Ana Silvera performing at St. Pancras Old Church in December was not your typical gig. You’d find no drunk revellers here, no floor sticky with spilled beer, no pushing and jostling to find a good spot in the crowd. The beautiful, tiny old church was lit up both inside and out, atmospheric candles decorating the inside. The little area used as a stage was dimly lit with a warm pink glow as I waited for the artist to make her appearance and wow us with her particular brand of spirited alternative folk music.
‘We were brave sailormen / One two we fell / And then we stood again… / Roots, pale in September / And tender as memory’ (Ana Silvera, “Song For Daniel“)
Chamber music by candlelight sounds like a Christmas dream, doesn’t it? At least to some. And Ana’s musical stylings are just that – dreamy. The intimate setting of St. Pancras Old Church combines awe-inspiring architecture with old-fashioned folk storytelling traditions, set to beautiful, ethereal tones. Ana has a soft-spoken, warm, slightly shy stage presence which draws the audience in. This is a performance that feels warm, intimate – which is no wonder, as the church seats only the lucky few that were able to bag a ticket.

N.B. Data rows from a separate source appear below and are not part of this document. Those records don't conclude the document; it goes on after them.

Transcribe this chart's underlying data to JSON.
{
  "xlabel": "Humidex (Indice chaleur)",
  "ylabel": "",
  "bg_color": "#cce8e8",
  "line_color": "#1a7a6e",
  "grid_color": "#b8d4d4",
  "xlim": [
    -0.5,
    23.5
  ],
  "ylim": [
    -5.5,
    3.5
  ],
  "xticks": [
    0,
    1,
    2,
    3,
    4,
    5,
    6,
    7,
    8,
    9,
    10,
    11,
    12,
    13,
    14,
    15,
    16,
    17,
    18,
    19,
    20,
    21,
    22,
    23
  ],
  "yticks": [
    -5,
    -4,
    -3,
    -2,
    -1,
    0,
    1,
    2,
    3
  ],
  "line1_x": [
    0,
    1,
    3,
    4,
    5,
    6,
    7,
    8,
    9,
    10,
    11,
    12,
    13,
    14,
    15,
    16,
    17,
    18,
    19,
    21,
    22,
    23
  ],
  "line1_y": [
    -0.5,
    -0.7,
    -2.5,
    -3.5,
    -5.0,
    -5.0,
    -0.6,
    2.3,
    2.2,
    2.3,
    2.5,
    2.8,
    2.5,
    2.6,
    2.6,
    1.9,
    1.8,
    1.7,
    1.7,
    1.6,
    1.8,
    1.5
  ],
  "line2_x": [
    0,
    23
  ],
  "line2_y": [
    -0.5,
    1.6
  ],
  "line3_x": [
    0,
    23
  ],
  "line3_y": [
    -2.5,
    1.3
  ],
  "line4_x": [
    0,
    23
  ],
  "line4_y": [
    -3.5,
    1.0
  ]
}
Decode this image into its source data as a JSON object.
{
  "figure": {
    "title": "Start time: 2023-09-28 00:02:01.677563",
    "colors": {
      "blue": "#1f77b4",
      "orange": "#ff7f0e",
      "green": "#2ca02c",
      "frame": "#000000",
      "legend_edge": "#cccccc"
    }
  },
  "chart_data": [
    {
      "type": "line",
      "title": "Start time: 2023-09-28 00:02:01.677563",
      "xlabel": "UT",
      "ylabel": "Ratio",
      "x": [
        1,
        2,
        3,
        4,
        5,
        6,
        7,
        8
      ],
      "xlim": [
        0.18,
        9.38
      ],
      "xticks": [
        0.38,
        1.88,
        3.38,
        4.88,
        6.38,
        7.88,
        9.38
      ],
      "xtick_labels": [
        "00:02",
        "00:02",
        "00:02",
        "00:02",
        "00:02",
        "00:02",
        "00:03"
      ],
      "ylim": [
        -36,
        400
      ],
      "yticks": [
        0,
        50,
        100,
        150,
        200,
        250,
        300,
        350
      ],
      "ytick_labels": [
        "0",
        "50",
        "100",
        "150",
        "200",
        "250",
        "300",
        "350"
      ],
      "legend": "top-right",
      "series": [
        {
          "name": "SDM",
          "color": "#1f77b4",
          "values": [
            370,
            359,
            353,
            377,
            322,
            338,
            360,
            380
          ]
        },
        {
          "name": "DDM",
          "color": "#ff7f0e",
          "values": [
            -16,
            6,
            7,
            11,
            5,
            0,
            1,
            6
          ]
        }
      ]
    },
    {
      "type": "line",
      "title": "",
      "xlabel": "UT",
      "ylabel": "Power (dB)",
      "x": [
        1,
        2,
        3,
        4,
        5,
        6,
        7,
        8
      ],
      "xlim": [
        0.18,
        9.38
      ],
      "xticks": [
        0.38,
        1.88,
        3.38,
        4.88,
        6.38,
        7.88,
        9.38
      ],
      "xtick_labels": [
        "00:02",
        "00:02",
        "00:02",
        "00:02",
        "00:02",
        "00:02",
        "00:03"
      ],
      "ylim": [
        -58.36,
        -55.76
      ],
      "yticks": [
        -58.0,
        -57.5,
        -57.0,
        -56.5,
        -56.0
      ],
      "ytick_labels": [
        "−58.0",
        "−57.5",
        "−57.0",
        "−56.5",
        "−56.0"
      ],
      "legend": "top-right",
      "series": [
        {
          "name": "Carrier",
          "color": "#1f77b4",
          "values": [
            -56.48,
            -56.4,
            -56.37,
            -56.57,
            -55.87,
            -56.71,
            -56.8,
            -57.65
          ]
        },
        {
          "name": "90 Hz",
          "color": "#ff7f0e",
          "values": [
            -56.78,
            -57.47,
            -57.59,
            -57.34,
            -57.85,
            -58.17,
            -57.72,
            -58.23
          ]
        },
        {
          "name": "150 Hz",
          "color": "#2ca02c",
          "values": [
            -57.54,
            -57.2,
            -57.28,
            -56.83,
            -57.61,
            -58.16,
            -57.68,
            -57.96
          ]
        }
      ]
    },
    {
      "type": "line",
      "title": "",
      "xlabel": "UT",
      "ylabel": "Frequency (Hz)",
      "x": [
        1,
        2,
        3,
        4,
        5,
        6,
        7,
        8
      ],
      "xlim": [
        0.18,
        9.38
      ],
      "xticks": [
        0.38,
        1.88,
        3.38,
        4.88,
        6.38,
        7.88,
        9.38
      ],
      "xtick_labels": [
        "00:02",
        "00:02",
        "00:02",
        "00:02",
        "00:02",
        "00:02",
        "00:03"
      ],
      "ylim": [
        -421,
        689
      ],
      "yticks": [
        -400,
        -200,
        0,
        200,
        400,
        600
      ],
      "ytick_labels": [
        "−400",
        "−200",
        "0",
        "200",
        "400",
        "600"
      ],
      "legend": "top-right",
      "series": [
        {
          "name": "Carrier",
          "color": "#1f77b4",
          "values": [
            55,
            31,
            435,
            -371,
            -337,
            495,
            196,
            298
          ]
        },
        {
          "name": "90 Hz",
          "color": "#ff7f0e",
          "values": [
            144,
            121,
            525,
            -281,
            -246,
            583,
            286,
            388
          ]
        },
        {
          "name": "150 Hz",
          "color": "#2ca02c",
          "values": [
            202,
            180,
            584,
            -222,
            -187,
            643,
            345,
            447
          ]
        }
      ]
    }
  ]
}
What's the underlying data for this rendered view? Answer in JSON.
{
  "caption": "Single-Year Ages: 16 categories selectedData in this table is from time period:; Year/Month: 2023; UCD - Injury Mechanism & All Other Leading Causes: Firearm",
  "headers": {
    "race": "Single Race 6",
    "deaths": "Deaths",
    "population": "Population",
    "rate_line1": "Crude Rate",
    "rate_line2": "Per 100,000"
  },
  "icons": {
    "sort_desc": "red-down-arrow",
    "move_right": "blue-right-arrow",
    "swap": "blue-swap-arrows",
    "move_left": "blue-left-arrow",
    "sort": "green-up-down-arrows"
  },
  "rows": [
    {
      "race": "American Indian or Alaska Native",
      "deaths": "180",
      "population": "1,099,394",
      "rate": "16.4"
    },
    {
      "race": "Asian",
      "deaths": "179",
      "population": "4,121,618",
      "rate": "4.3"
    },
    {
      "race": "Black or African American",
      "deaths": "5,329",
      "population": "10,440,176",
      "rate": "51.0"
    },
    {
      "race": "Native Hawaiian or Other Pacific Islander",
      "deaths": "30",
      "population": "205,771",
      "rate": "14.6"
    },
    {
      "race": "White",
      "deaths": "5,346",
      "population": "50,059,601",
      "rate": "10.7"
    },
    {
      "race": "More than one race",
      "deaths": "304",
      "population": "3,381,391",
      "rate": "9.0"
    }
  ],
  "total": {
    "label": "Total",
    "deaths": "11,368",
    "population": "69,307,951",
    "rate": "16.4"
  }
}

‘I saw spring uncombing her hair by the quays / Had a hundred score sailor men weak at the knees / She turned and she scattered the dandelion seeds / Made time’s pulse quicken and strain at the seams’
(Ana Silvera, “I Grew Up In A Room Small As A Penny”)
The acoustics of the small church helped the music stand out even more – Ana’s gorgeous vocals sounded grandiose within the old brick walls of the church. It was immediately clear that Ana is a skillful musician – as I watched her fingers dancing lightly across her guitar strings, I was struck by the realisation that this is an artist who has honed their craft over many years. The multi-talented singer-songwriter plays the piano and guitar as well as the harmonium.
For this intimate event, organised by the Green Note, Ana is supported by double bassist Jasper Høiby, as well as the Camden Voices choir. The evening starts off with Ana and Jasper’s quiet, dulcet tones filling the church. As Ana welcomed the choir onto the stage, their beautiful harmonies mingled perfectly with Ana’s crystal clear vocals.
Damn – Ana has range. And lyrically, her songwriting is unique, with beautiful depth and nuance to her pensive, soul-searching lyrics. She sings with a passion and vulnerability that adds urgency to her often raw, emotional lyrics. ‘She rubbed my joints with oil and rags / Until they shined like leather / She laboured till my blood began / To murmur like a river’ (Ana Silvera, Skeleton Song)
An accomplished composer, Ana was nominated for a British Composer Award in 2012. She’s a deeply creative artist, with inspirations and influences from a wide range of sources. Her sound and lyrics can best be described as alternative folk, building on folklore, tradition and myths. Performing an ancient Gaelic hymn, Ana makes the song sound timeless, mixing tradition and modernity in one. Blended with a beautiful, confident vocal style, entrancing choral lines and sweet, simple piano melodies, Ana’s sound is completely her own. Comparing her to any other singer is difficult, but imagine Fiona Apple, Kate Bush and Joni Mitchell weaved together in both harmony and conflict and you’ll have an idea of what Ana sounds like. For those of us lucky enough to spend the evening with Ana in St Pancras Old Church, this Christmas candlelit church performance was the perfect way to enter the dark winter period.